The second six-month period, on the other hand, was marked by uncertainty, financial crisis and recession. The first markets to be affected were the UK and Germany, and certain parts of our operations focused on the construction sector. Subsequently, many of our businesses have been impacted. Market conditions have deteriorated and this has meant declining sales for many of our profit centres.
FORCEFUL ACTION
During the last four months of the year, forceful action was taken to reduce costs and working capital. Measures taken are extensive and are expected to yield positive effects in coming quarters. The focus on costs is therefore across the board, with special emphasis on personnel reduction. This means that approximately 110 employees unfortunately will have to leave the Group. There has also been sharp focus on a reduction of the amount of capital tied up in the business. During the second quarter cash flows from operating activities amounted to MSEK 112. The largest decreases in capital tied up in the business were seen in inventories and trade receivables.

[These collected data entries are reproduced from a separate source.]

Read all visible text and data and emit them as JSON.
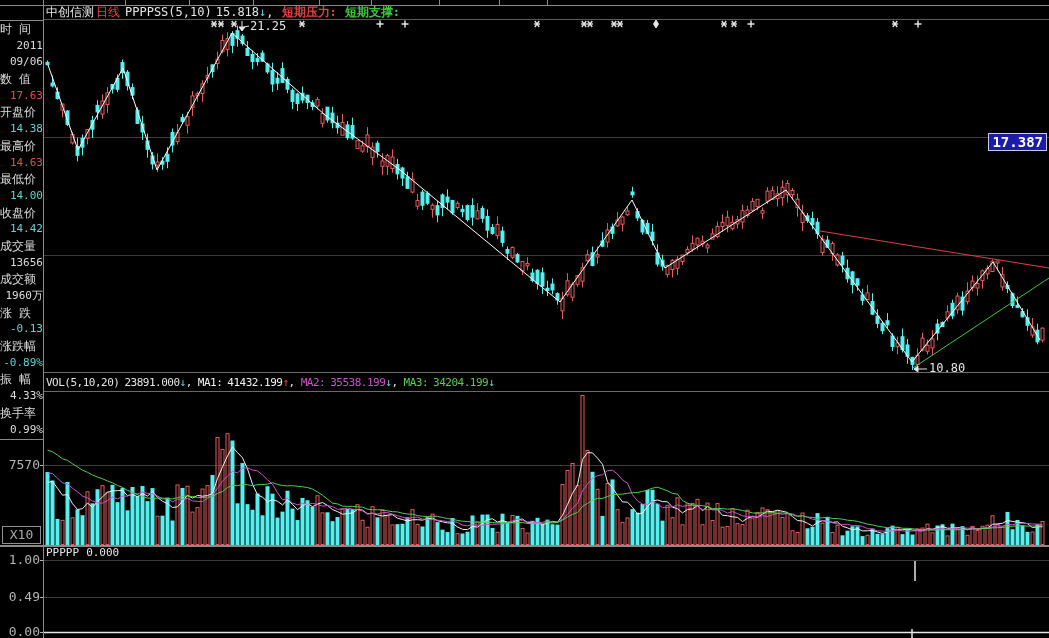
{
  "main_header": {
    "stock": "中创信测",
    "period": "日线",
    "formula": "PPPPSS(5,10)",
    "value": "15.818",
    "arrow": "↓",
    "rising": false,
    "separator": ",",
    "lines": [
      {
        "label": "短期压力:",
        "color": "#e04040"
      },
      {
        "label": "短期支撑:",
        "color": "#3cc83c"
      }
    ]
  },
  "price_labels": {
    "peak": "21.25",
    "trough": "10.80",
    "latest": "17.387"
  },
  "info_panel": [
    {
      "label": "时 间",
      "values": [
        "2011",
        "09/06"
      ],
      "color": "#dcdcdc"
    },
    {
      "label": "数 值",
      "values": [
        "17.63"
      ],
      "color": "#d9534f"
    },
    {
      "label": "开盘价",
      "values": [
        "14.38"
      ],
      "color": "#5cd6d6"
    },
    {
      "label": "最高价",
      "values": [
        "14.63"
      ],
      "color": "#d9534f"
    },
    {
      "label": "最低价",
      "values": [
        "14.00"
      ],
      "color": "#5cd6d6"
    },
    {
      "label": "收盘价",
      "values": [
        "14.42"
      ],
      "color": "#5cd6d6"
    },
    {
      "label": "成交量",
      "values": [
        "13656"
      ],
      "color": "#dcdcdc"
    },
    {
      "label": "成交额",
      "values": [
        "1960万"
      ],
      "color": "#dcdcdc"
    },
    {
      "label": "涨 跌",
      "values": [
        "-0.13"
      ],
      "color": "#5cd6d6"
    },
    {
      "label": "涨跌幅",
      "values": [
        "-0.89%"
      ],
      "color": "#5cd6d6"
    },
    {
      "label": "振 幅",
      "values": [
        "4.33%"
      ],
      "color": "#dcdcdc"
    },
    {
      "label": "换手率",
      "values": [
        "0.99%"
      ],
      "color": "#dcdcdc"
    }
  ],
  "volume_panel": {
    "name": "VOL(5,10,20)",
    "value": "23891.000",
    "arrow": "↓",
    "rising": false,
    "separator": ",",
    "averages": [
      {
        "label": "MA1:",
        "value": "41432.199",
        "arrow": "↑",
        "rising": true,
        "separator": ",",
        "color": "#f2f2f2"
      },
      {
        "label": "MA2:",
        "value": "35538.199",
        "arrow": "↓",
        "rising": false,
        "separator": ",",
        "color": "#d050d0"
      },
      {
        "label": "MA3:",
        "value": "34204.199",
        "arrow": "↓",
        "rising": false,
        "color": "#50d050"
      }
    ],
    "axis_label": "7570",
    "scale": "X10"
  },
  "indicator_panel": {
    "name": "PPPPP",
    "value": "0.000",
    "axis_labels": [
      "1.00",
      "0.49",
      "0.00"
    ]
  }
}
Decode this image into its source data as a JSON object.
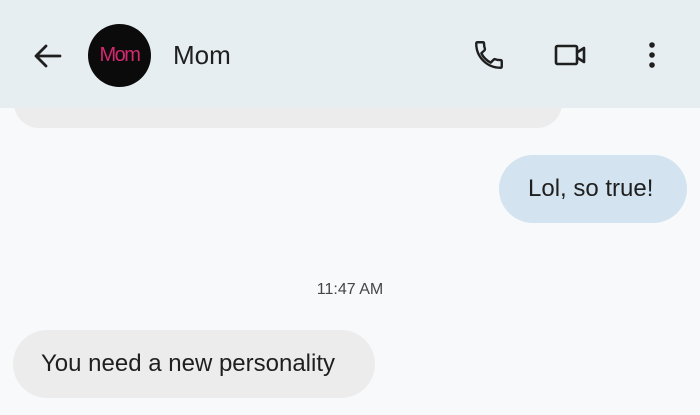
{
  "header": {
    "back_icon": "arrow-left-icon",
    "avatar_text": "Mom",
    "contact_name": "Mom",
    "call_icon": "phone-icon",
    "video_icon": "video-camera-icon",
    "more_icon": "more-vertical-icon",
    "background_color": "#e7eef1",
    "avatar_text_color": "#d4286f"
  },
  "conversation": {
    "messages_before": [
      {
        "direction": "outgoing",
        "text": "Lol, so true!",
        "bubble_color": "#d3e3f0"
      }
    ],
    "timestamp": "11:47 AM",
    "messages_after": [
      {
        "direction": "incoming",
        "text": "You need a new personality",
        "bubble_color": "#ececec"
      }
    ]
  }
}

THE LAGERCRANTZ MODEL IN TIMES OF DOWNTURN
In uncertain times Lagercrantz Group’s structure with about 25 niche-oriented, autonomous companies is a strength. The niche orientation means risk diversification with respect to product groups, business models, geography, segments and end customer markets. Each entity also constitutes a focused, flexible unit that works very close to its customers and suppliers. This close relationship makes for rapid response to customer needs, which is translated into business opportunities. All employees in every business unit also know how things are going, which means short lead times between words and action when extraordinary efforts are required. Our model also means that we have mostly variable costs that can be adjusted relatively quickly. The fact that we don’t have a large pool of assets, and at the same time focus on reducing working capital, means that we are able to make swift adjustments, making positive cash flows possible also in an economic slowdown.
THE FUTURE
Continued recession, with downward pressure on our sales volumes, is the most probable scenario for the 2009/10 operating year. No improvement in the state of the market is yet to be seen. At the same time, certain macro-economic signals, including lower interest rates, increased infrastructure investment and a more positive stock market climate nurture some hope. The market’s development is closely followed by the Group’s companies and action is taken as needed. Despite the challenges close at hand, we believe that Lagercrantz Group’s exciting orientation, a well functioning strategy and organisational model, and our strong financial position mean great opportunities when the market stabilises.
In closing, I wish to extend my heart-felt thanks to all of the Group’s highly motivated employees. These times require extraordinary efforts and that’s just what we have seen during the past year.